Eamonn Costello: So I think the one big change is remote monitoring and collection of data, either for care delivery or for research. It’s arrived, a lot of people were hesitant about us three, four months ago. But, there is no option other than to do that now. So I think that’s one major transformation that is now happening. And I think that will drive a lot of efficiency in both care delivery and clinical research. For example, we’ve done a lot of work in validating, the accuracy of home spirometry. And in a lot of pulmonary research, the data points from the pulmonary function tests will be the key endpoints in those studies. And more studies have primarily being built around clinical capture of that data. Now, with so many studies, I think, people designing studies need to think of collecting that data remotely from patients in their own home. That’s going to be better for the patient as well. They can participate in clinical research much more easily if they can do it from inside their own home.

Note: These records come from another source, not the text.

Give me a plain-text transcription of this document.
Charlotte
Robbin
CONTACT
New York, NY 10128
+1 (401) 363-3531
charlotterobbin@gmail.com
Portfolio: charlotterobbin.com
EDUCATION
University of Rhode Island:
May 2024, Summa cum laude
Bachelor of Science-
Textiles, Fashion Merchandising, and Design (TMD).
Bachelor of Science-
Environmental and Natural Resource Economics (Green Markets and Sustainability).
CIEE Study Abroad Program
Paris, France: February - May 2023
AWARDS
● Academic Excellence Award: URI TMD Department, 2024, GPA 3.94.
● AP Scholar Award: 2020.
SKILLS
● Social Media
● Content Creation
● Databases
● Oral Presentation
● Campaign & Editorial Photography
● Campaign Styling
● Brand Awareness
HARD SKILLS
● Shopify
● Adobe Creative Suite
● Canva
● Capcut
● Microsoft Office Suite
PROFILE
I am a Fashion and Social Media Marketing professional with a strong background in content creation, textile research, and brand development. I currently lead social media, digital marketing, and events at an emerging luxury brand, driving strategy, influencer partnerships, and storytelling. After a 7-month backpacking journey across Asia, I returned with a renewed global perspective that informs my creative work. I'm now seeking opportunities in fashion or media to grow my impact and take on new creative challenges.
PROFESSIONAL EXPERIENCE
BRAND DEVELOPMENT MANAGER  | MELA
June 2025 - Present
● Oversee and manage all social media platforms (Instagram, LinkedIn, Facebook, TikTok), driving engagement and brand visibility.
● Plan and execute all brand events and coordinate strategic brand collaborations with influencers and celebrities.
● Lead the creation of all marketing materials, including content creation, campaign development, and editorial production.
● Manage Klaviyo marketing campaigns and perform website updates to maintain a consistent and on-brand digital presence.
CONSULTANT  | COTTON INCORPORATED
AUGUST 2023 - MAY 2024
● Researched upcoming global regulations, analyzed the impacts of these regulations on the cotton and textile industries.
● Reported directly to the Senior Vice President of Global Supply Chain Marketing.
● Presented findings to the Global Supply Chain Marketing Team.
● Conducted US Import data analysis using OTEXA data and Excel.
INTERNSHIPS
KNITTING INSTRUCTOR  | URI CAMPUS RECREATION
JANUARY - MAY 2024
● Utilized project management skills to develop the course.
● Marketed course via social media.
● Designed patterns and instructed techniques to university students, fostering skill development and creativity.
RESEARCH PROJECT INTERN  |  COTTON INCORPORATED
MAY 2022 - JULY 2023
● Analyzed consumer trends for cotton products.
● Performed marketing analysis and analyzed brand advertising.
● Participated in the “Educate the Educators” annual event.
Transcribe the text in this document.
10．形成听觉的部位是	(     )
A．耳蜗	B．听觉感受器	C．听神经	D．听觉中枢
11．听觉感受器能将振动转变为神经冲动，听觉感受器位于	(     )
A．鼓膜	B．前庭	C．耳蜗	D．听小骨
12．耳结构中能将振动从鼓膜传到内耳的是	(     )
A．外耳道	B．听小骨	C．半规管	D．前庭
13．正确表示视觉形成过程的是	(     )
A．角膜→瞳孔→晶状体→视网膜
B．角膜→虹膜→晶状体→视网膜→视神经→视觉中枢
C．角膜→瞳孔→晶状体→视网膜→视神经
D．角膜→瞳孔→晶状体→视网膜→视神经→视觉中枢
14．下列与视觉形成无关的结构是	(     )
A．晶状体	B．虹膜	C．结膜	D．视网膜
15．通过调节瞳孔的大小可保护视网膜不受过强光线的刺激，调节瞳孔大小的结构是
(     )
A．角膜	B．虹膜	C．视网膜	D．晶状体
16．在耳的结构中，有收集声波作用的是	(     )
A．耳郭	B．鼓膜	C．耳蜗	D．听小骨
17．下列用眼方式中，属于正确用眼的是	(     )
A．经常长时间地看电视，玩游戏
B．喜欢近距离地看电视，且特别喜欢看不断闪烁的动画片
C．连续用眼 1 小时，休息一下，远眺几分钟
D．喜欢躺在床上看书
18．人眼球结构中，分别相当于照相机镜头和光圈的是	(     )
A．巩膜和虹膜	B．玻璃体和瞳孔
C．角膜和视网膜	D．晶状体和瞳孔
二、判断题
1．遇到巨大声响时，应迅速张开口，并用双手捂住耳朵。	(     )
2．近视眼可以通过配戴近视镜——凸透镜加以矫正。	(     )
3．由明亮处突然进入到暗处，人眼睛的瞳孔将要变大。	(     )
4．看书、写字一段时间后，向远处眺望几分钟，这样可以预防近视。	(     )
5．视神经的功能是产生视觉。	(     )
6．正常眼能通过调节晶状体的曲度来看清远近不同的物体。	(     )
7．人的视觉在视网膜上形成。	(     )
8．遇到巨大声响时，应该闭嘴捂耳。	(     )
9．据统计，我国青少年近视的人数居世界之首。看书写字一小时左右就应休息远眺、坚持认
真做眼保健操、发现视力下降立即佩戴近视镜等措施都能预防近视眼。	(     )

Dan Housman: And I’m curious what what’s going to be the role of the physician in this future state? Will there be physicians that don’t work at a centre? Will work in some national group of pulmonologists? What will it look like?
Eamonn Costello: So, you know, I think the role of the pulmonologist will still be as vital as ever. But yeah, I think a lot of it could be done more remotely. And the one thing with this type of data is, they won’t have the need to see the patient as often in person. But they still will have the need to see the patient in person. So where the data trend that lung function is showing a sign of an exacerbation, they will want to see that patient and bring them in. So I think in person visits are here to stay. But really, it’s about, deciding which patients you need to see and deciding the priority. Those that aren’t as urgent where maybe their data is stable, virtual visits are sufficient. But making sure that they have the telemetry, lung function and oxygen saturation data to really understand how they’re doing. In addition to the quality of life questions, I think in person still important, but it’s going to be more selective
Dan Housman: Great. Well, is there anything else you want to talk about? I know, we’re sort of at the end of this podcast.
Eamonn Costello: No, I think, you know, it’s obviously been a really difficult time for everyone. I always try and look at the positive and a lot of good things in terms of how healthcare is delivered. I think it’s going to come from this. It’s going to be more patient centred. I firmly believe we’ll be able to get more care delivered to their own home, and that has to be good for patients.
Dan Housman: Great. Well, thanks, Eamonn Costello. Thanks for participating with us, and hopefully we’ll be talking again as partners working together on some cool projects.
Eamonn Costello: Sounds good. Thanks, Dan.